Undoubtedly, the strong admixture of humor, on many levels, contributed to Gösta’s fame. Lagerlöf does not hesitate to undercut her loudmouthed hero as he and the trusty Beerencreutz, pulled in the sleigh by the black steed Don Juan, abduct the surprised but willing Elisabet Dohna from Sheriff Scharling’s birthday party at Munkerud: “Beerencreutz . . . look, this is life. Just as Don Juan races away with the young woman, so time races away with every person.” Beerencreutz tells him to shut up: “Now they’re coming after us!” Yet Gösta will not be silent: “I am Gösta Berling . . . lord of ten thousand kisses and thirteen thousand love letters. Cheers for Gösta Berling! Catch him, if you can!”

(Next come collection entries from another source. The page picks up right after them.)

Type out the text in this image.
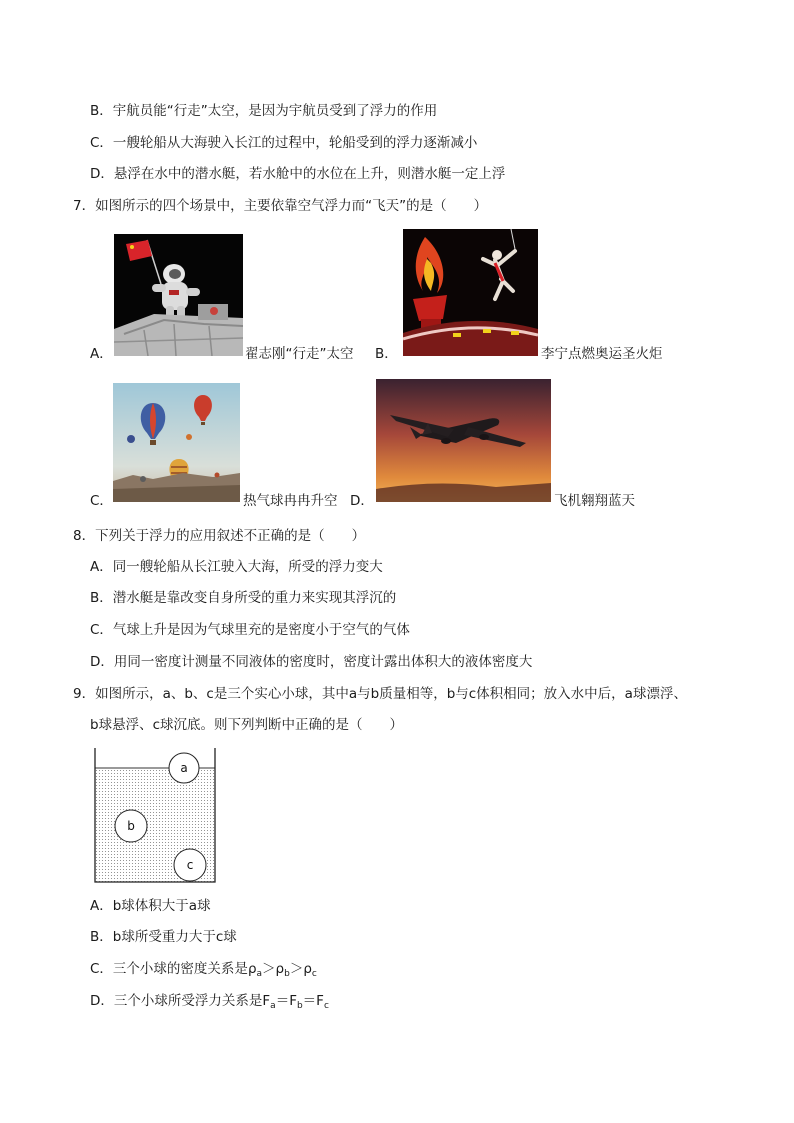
B．宇航员能“行走”太空，是因为宇航员受到了浮力的作用
C．一艘轮船从大海驶入长江的过程中，轮船受到的浮力逐渐减小
D．悬浮在水中的潜水艇，若水舱中的水位在上升，则潜水艇一定上浮
7．如图所示的四个场景中，主要依靠空气浮力而“飞天”的是（　　）
A．	翟志刚“行走”太空 B．	李宁点燃奥运圣火炬
C．	热气球冉冉升空 D．	飞机翱翔蓝天
8．下列关于浮力的应用叙述不正确的是（　　）
A．同一艘轮船从长江驶入大海，所受的浮力变大
B．潜水艇是靠改变自身所受的重力来实现其浮沉的
C．气球上升是因为气球里充的是密度小于空气的气体
D．用同一密度计测量不同液体的密度时，密度计露出体积大的液体密度大
9．如图所示，a、b、c是三个实心小球，其中a与b质量相等，b与c体积相同；放入水中后，a球漂浮、
b球悬浮、c球沉底。则下列判断中正确的是（　　）
a
b
c
A．b球体积大于a球
B．b球所受重力大于c球
C．三个小球的密度关系是$\rho_a>\rho_b>\rho_c$
D．三个小球所受浮力关系是$F_a=F_b=F_c$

Gösta returns to Ekeby that night, in that wonderful epilogue to chapter 10, one of the parade pieces in the book. The old cavaliers want to sleep, but Gösta will not stop talking. “He just talks” (Han bara pratar, in plain Swedish). After he has held forth for a while, “a few snores began to sound behind the yellow-checked curtains,” but “most of [the cavaliers] swore and complained at him and his follies.”Lagerlöf’s Gösta resembles another splashy hero of European fiction of the time, D’Annunzio’s Andrea Sperelli in Il Piacere (Pleasure, 1889), the master of all the arts, the constant orator, the constant self-praiser. Oscar Wilde’s Dorian Gray, from 1890, likewise unbelievably gifted and handsome, comes to a fall far more radical than Andrea’s or Gösta’s—he is perhaps fetched by the devil, as he loses his eternal youth. Gösta, maybe, is in danger of being fetched by the evil one too. Still, as Sintram points out, he is not yet ripe.

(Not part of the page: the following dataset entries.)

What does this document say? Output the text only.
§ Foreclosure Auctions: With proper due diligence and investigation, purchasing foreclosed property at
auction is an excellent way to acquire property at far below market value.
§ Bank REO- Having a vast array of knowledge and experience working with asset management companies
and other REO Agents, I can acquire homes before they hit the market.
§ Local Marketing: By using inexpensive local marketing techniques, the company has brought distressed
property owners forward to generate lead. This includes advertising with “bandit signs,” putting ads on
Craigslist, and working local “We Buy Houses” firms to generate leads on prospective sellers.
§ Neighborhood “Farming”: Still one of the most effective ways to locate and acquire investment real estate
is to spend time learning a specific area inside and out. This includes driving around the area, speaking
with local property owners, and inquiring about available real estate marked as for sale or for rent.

Like Andrea and, more discreetly, Dorian, Gösta is a seducer: the point is made repeatedly. However, the Danish critic Georg Brandes, himself notoriously priapic—in 1888 he drove the Scanian novelist Victoria Benedictsson, abandoned by him, to suicide—cast doubt on Gösta’s ultimate success with the ladies, an omission Brandes naughtily attributed to Selma’s inexperience: “throughout, one feels that the narrator is a maiden lady, for whom a large area of life . . . is a closed book.” Seemingly, Gösta takes none of his loves to bed, not Anna Stjärnhök, not Marianne Sinclaire, not even Elisabet, after their hole-in-the-corner marriage. For Brandes, the embraces “are cold as snow and the night.” The sparks of carnal fire ignited by Anna, Marianne, Elisabet, flicker out quickly.

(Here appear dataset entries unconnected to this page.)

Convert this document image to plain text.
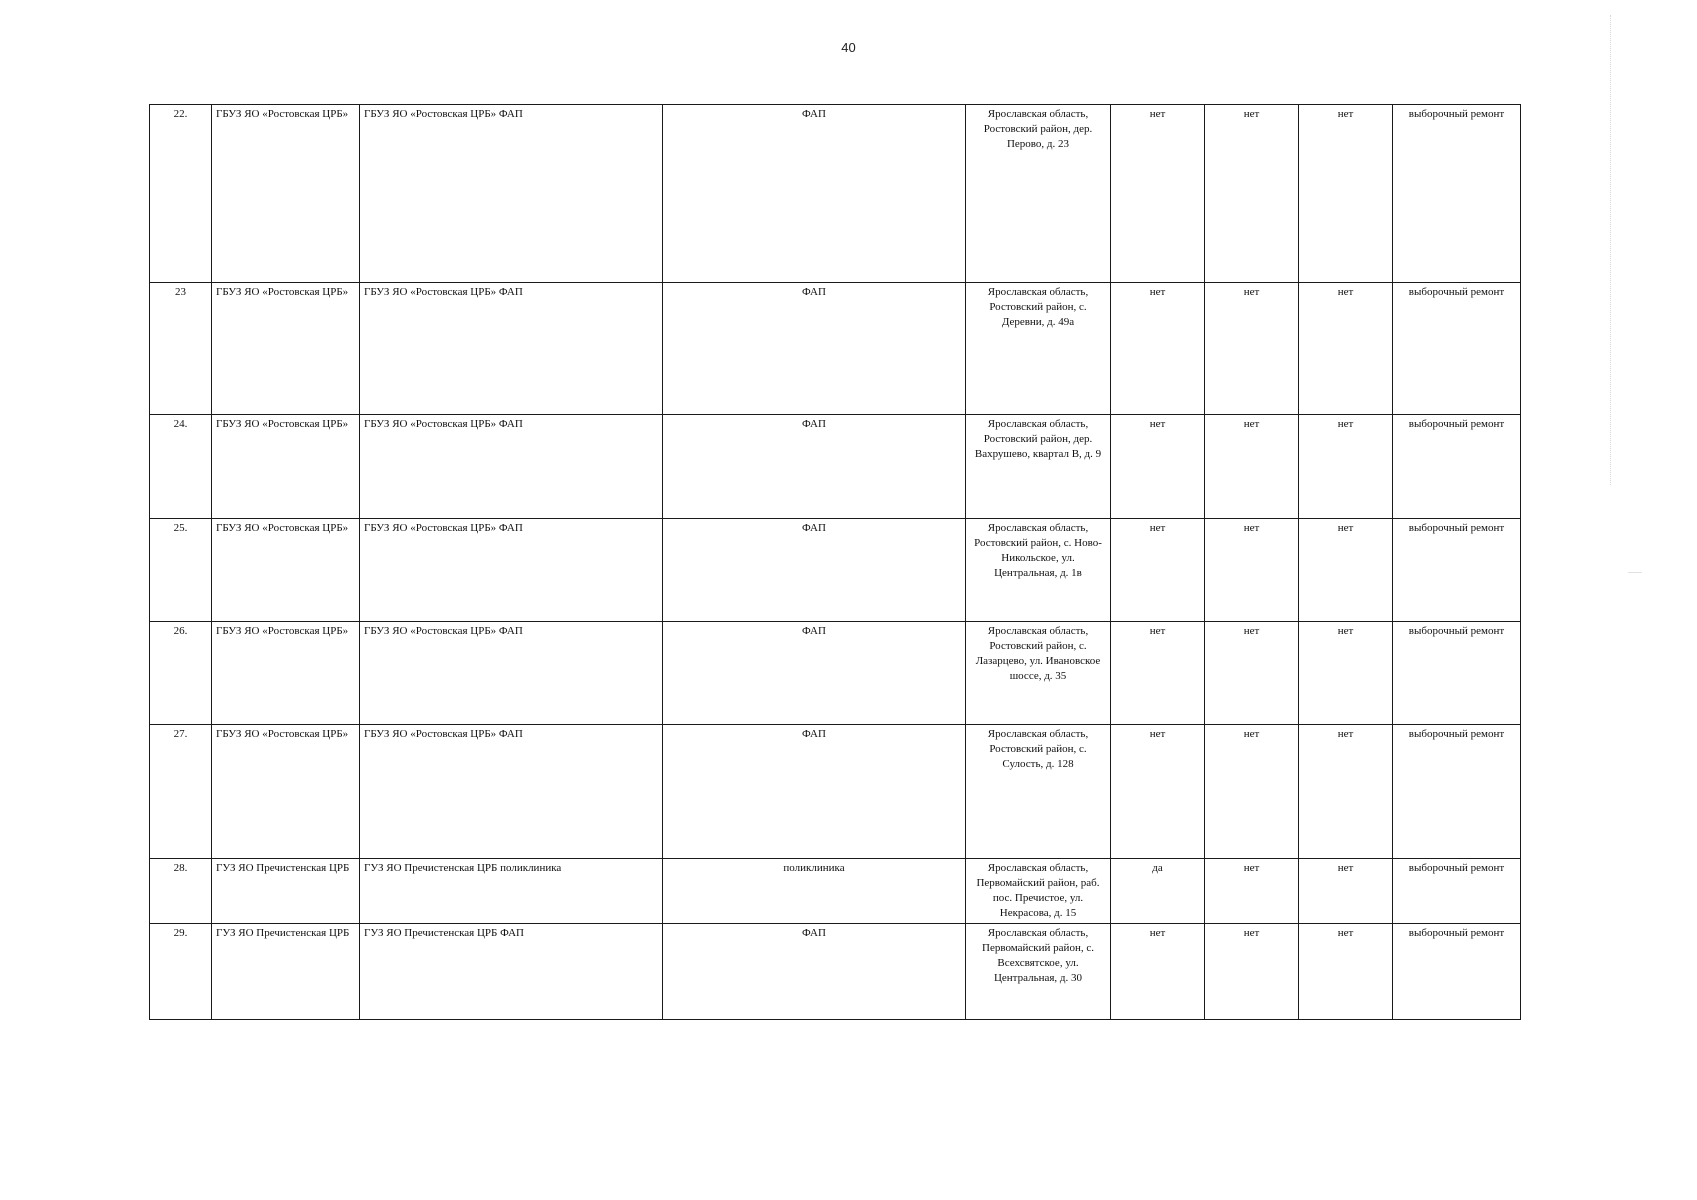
40
22.	ГБУЗ ЯО «Ростовская ЦРБ»	ГБУЗ ЯО «Ростовская ЦРБ» ФАП	ФАП	Ярославская область, Ростовский район, дер. Перово, д. 23	нет	нет	нет	выборочный ремонт
23	ГБУЗ ЯО «Ростовская ЦРБ»	ГБУЗ ЯО «Ростовская ЦРБ» ФАП	ФАП	Ярославская область, Ростовский район, с. Деревни, д. 49а	нет	нет	нет	выборочный ремонт
24.	ГБУЗ ЯО «Ростовская ЦРБ»	ГБУЗ ЯО «Ростовская ЦРБ» ФАП	ФАП	Ярославская область, Ростовский район, дер. Вахрушево, квартал В, д. 9	нет	нет	нет	выборочный ремонт
25.	ГБУЗ ЯО «Ростовская ЦРБ»	ГБУЗ ЯО «Ростовская ЦРБ» ФАП	ФАП	Ярославская область, Ростовский район, с. Ново-Никольское, ул. Центральная, д. 1в	нет	нет	нет	выборочный ремонт
26.	ГБУЗ ЯО «Ростовская ЦРБ»	ГБУЗ ЯО «Ростовская ЦРБ» ФАП	ФАП	Ярославская область, Ростовский район, с. Лазарцево, ул. Ивановское шоссе, д. 35	нет	нет	нет	выборочный ремонт
27.	ГБУЗ ЯО «Ростовская ЦРБ»	ГБУЗ ЯО «Ростовская ЦРБ» ФАП	ФАП	Ярославская область, Ростовский район, с. Сулость, д. 128	нет	нет	нет	выборочный ремонт
28.	ГУЗ ЯО Пречистенская ЦРБ	ГУЗ ЯО Пречистенская ЦРБ поликлиника	поликлиника	Ярославская область, Первомайский район, раб. пос. Пречистое, ул. Некрасова, д. 15	да	нет	нет	выборочный ремонт
29.	ГУЗ ЯО Пречистенская ЦРБ	ГУЗ ЯО Пречистенская ЦРБ ФАП	ФАП	Ярославская область, Первомайский район, с. Всехсвятское, ул. Центральная, д. 30	нет	нет	нет	выборочный ремонт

In 1942 Elin Wägner said that Gösta was “a diaphanous and elusive figure,” and Brandes thought that “psychology was the weak side” of the Saga. “The outlines of his form are given, but never more than the outlines. He stands before the reader, living, only in each separate situation, never as a whole, never as a human being.” These strictures are unfair to Lagerlöf’s implicative artistry. Gösta, an inordinately gifted speaker when the fit is on him, also has a gift for self-pity (he imagines his congregation rising up against him) and self-exculpation. He is vain, taking his revenge on the countess when she rejects his invitation to dance; it is “no honor,” she says, to dance with the man who has refused to help free his benefactress, the majoress. He is the poet who has never written poetry (so he says), but when he does, the product is ever so slightly mawkish, far less gripping than the sincere verses of rejected Marianne Sinclaire. Cowardly on occasion, he is also brave, soft-hearted, and empathetic: confronted by an animal “poet” and “king,” he cannot bring himself to shoot the charging bear at Gurlita Bluff.

He can be thoughtlessly cruel: he decks out the dead-drunk Captain Lennart—the ex-convict, come home to his wife—as a robber. The deed resembles the nasty trick played on the drunken visitor in Rudyard Kipling’s “A Friend’s Friend” in Plain Tales from the Hills; but there the victim deserves the treatment.